Não me custa nada a imaginar-me militante do POUM, de Andres Nin, a partir para a Batalha do Ebro, com uma Mauser na mão, ou a desfilar em Barcelona, na despedida da República às Brigadas, a cantar a Internacional, com o punho no ar e lágrimas nos olhos.    

A Guerra Civil de Espanha foi ao mesmo tempo o momento de maior tensão dramática do século XX e o cemitério dos sonhos românticos da construção de uma sociedade mais justa, onde todos vivêssemos melhor, sem exploradores, nem explorados, em que cada um desse de acordo com as suas possibilidades e recebesse de acordo com as suas necessidades.

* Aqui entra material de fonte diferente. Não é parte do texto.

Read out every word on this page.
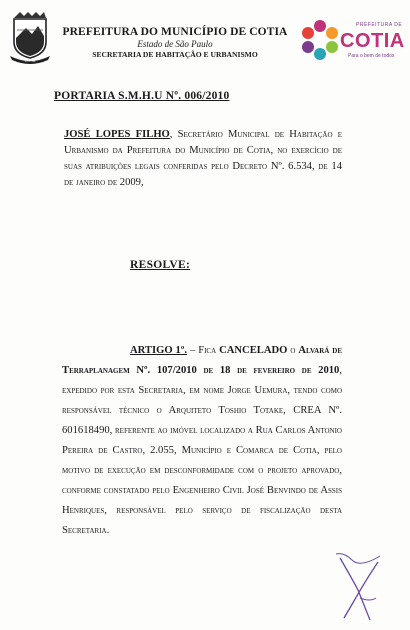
COTIA
PREFEITURA DO MUNICÍPIO DE COTIA
Estado de São Paulo
SECRETARIA DE HABITAÇÃO E URBANISMO
PREFEITURA DE
COTIA
Para o bem de todos
PORTARIA S.M.H.U Nº. 006/2010
JOSÉ LOPES FILHO, Secretário Municipal de Habitação e Urbanismo da Prefeitura do Município de Cotia, no exercício de suas atribuições legais conferidas pelo Decreto Nº. 6.534, de 14 de janeiro de 2009,
RESOLVE:
ARTIGO 1º. – Fica CANCELADO o Alvará de Terraplanagem Nº. 107/2010 de 18 de fevereiro de 2010, expedido por esta Secretaria, em nome Jorge Uemura, tendo como responsável técnico o Arquiteto Toshio Totake, CREA Nº. 601618490, referente ao imóvel localizado a Rua Carlos Antonio Pereira de Castro, 2.055, Município e Comarca de Cotia, pelo motivo de execução em desconformidade com o projeto aprovado, conforme constatado pelo Engenheiro Civil José Benvindo de Assis Henriques, responsável pelo serviço de fiscalização desta Secretaria.
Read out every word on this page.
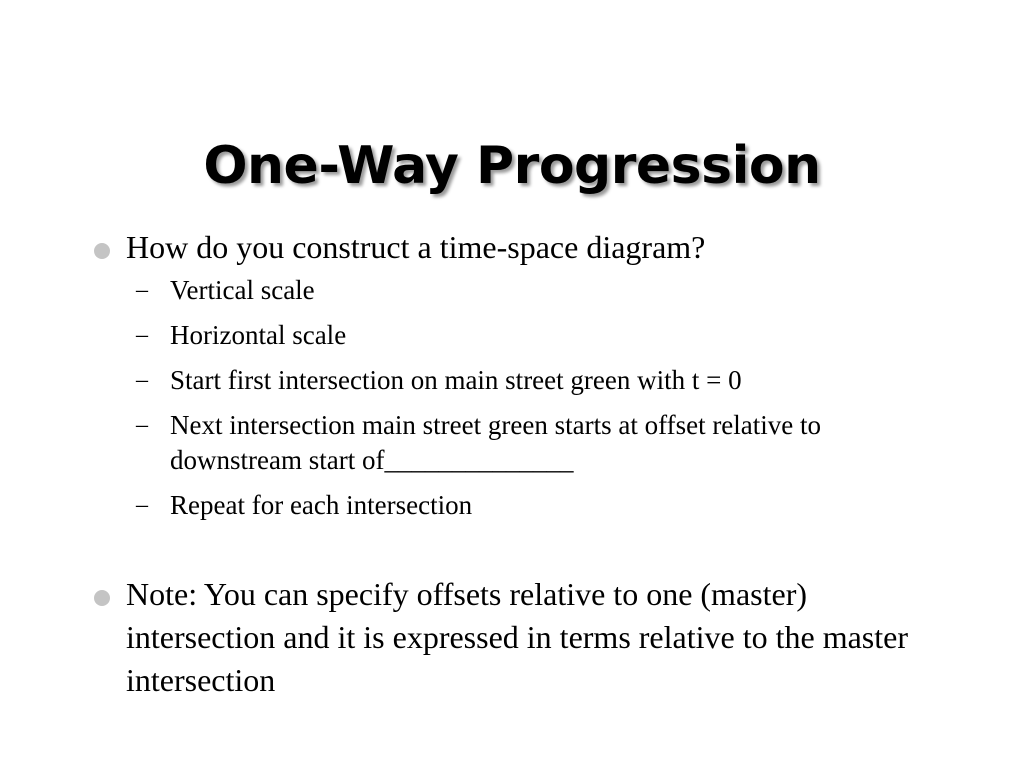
One-Way Progression
How do you construct a time-space diagram?
– Vertical scale
– Horizontal scale
– Start first intersection on main street green with t = 0
– Next intersection main street green starts at offset relative to downstream start of______________
– Repeat for each intersection
Note: You can specify offsets relative to one (master) intersection and it is expressed in terms relative to the master intersection
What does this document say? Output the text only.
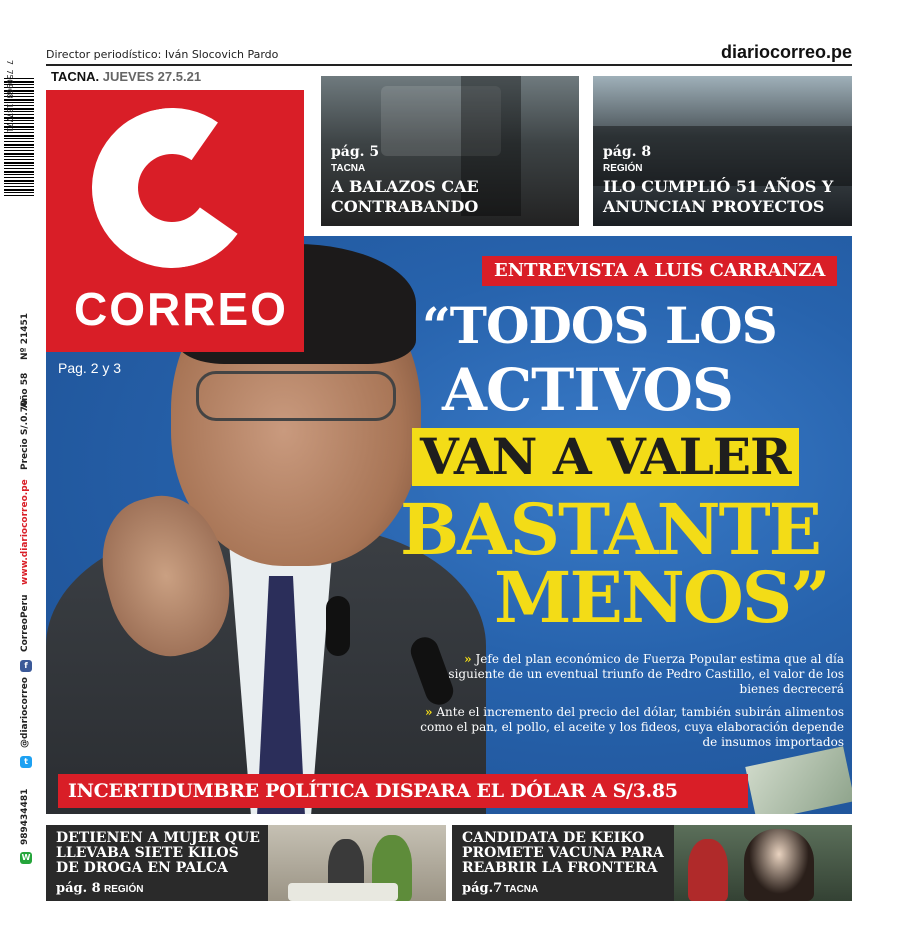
Director periodístico: Iván Slocovich Pardo	diariocorreo.pe
TACNA. JUEVES 27.5.21
7 750968 137771
W
989434481
t
@diariocorreo
f
CorreoPeru
www.diariocorreo.pe
Precio S/.0.70
Año 58
Nº 21451
pág. 5
TACNA
A BALAZOS CAE
CONTRABANDO
pág. 8
REGIÓN
ILO CUMPLIÓ 51 AÑOS Y
ANUNCIAN PROYECTOS
Pag. 2 y 3
ENTREVISTA A LUIS CARRANZA
“TODOS LOS
ACTIVOS
VAN A VALER
BASTANTE
MENOS”

» Jefe del plan económico de Fuerza Popular estima que al día siguiente de un eventual triunfo de Pedro Castillo, el valor de los bienes decrecerá

» Ante el incremento del precio del dólar, también subirán alimentos como el pan, el pollo, el aceite y los fideos, cuya elaboración depende de insumos importados

INCERTIDUMBRE POLÍTICA DISPARA EL DÓLAR A S/3.85
CORREO
DETIENEN A MUJER QUE
LLEVABA SIETE KILOS
DE DROGA EN PALCA
pág. 8 REGIÓN
CANDIDATA DE KEIKO
PROMETE VACUNA PARA
REABRIR LA FRONTERA
pág.7 TACNA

O bombardeamento nazi de Guernica, imortalizado por Picasso, o bárbaro grito de “Viva la muerte” dos legionários de Millán Astray e a generosa e desinteressada solidariedade dos brigadistas são os ícones de uma guerra em que a República caiu vítima da cobardia das democracias ocidentais e da pulhice cínica da URSS estalinista.

Mais devo dizer que a vitória da democracia no Estado Espanhol e a derrota do franquismo só ficarão completas estarão completas quando a Catalunha, Euskadi e a Galiza forem independentes – e bandeira vermelha, amarela e roxa da República flutuar no Palácio da Zarzuela.